Из сорока учениц у Изы больше половины взрослых. Все они приезжают в своих автомобилях или в собственных экипажах Бедных, как Маня, очень немного.
Богатые девушки в кружевах и шелках, переодеваясь в уборной, щеголяют друг перед другом роскошью нижних юбок и белья. Маня подмечает усмешки, с которыми они оглядывают ее скромный костюм. Но Маня держится, как принцесса.
Отношение к ней меняется внезапно через какой-нибудь месяц.
Штейнбах заехал за нею в своем автомобиле. Его сразу узнают. Все видят, как он смиренно ждет Маню на лестнице и какой гневный взор кидает она ему, отказываясь ехать. На улице она говорит с ним резко и гордо.
Французские еврейки, знающие по-русски, божатся потом, что они говорили на «ты».

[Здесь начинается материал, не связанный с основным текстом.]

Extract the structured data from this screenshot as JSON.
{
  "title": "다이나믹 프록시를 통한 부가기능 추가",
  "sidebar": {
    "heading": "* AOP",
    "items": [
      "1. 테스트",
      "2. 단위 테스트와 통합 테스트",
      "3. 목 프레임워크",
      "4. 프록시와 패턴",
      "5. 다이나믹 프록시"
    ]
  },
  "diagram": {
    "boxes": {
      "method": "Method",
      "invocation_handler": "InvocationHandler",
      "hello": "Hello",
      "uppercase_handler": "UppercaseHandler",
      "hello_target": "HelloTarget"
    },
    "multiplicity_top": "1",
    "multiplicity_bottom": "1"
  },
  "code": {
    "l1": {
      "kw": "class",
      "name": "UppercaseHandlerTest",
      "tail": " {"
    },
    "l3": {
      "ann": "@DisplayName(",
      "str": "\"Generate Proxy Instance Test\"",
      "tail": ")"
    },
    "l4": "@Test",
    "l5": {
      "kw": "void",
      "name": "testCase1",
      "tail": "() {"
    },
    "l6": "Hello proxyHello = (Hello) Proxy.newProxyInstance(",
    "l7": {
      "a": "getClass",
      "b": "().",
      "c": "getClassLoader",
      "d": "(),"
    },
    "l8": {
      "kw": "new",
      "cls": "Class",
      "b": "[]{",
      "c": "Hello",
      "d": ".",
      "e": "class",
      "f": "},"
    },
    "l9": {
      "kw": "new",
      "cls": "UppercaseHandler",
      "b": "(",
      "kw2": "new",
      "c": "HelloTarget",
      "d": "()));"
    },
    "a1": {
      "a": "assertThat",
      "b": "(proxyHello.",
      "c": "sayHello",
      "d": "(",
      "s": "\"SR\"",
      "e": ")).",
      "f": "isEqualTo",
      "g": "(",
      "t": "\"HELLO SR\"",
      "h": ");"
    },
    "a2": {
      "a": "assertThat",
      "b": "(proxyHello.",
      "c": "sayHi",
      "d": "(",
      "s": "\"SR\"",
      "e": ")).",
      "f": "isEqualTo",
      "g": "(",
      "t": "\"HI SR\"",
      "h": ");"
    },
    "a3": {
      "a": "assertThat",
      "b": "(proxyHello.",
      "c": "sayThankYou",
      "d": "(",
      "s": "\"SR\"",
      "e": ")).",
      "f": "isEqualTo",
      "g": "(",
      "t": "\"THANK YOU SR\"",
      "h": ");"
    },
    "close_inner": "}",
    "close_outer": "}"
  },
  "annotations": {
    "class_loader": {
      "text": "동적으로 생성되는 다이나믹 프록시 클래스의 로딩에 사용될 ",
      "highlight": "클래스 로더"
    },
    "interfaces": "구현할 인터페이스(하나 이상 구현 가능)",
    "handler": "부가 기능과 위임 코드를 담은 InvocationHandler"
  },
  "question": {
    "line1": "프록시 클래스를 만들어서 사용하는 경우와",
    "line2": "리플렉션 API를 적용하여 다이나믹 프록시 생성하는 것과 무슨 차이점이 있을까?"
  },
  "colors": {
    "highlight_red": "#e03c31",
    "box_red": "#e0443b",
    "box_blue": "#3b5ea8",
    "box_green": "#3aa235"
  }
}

Маня так и не поехала со Штейнбахом и пошла пешком к трамваю… «Какова?!»
Когда на другой день Маня входит в уборную, все смолкают и глядят на нее большими глазами. Почему на ней нет бриллиантов? Почему она одевается так просто? Зачем она живет в предместье, а не в доме Штейнбаха? Ведь она несомненно его любовница.
– Невеста его, – таинственно сообщает госпожа Фредо. И ропот удивления встречает эту весть.
Теперь Маня могла бы ходить в рваной юбке и дырявых башмаках. Ей простили бы все.
– Приходите завтра вечером, – говорит Иза Мане. – У меня класс пантомимы, и вы увидите Нильса.
Это имя у всех на устах. О нем никто не говорит равнодушно. Маня заинтересована.
– Только сердце свое берегите! – смеется креолка, качая головой и грозя пальцем. И серьги ее тоже качаются, а браслеты звенят.
На другой день, ровно в шесть, Маня подымается по лестнице. Еще за дверью она слышит задорные звуки фанданго. «Неужели опоздала? Ах, что за музыка!»
Она быстро раздевается в передней. Сухое, страстное трещанье кастаньет словно манит ее.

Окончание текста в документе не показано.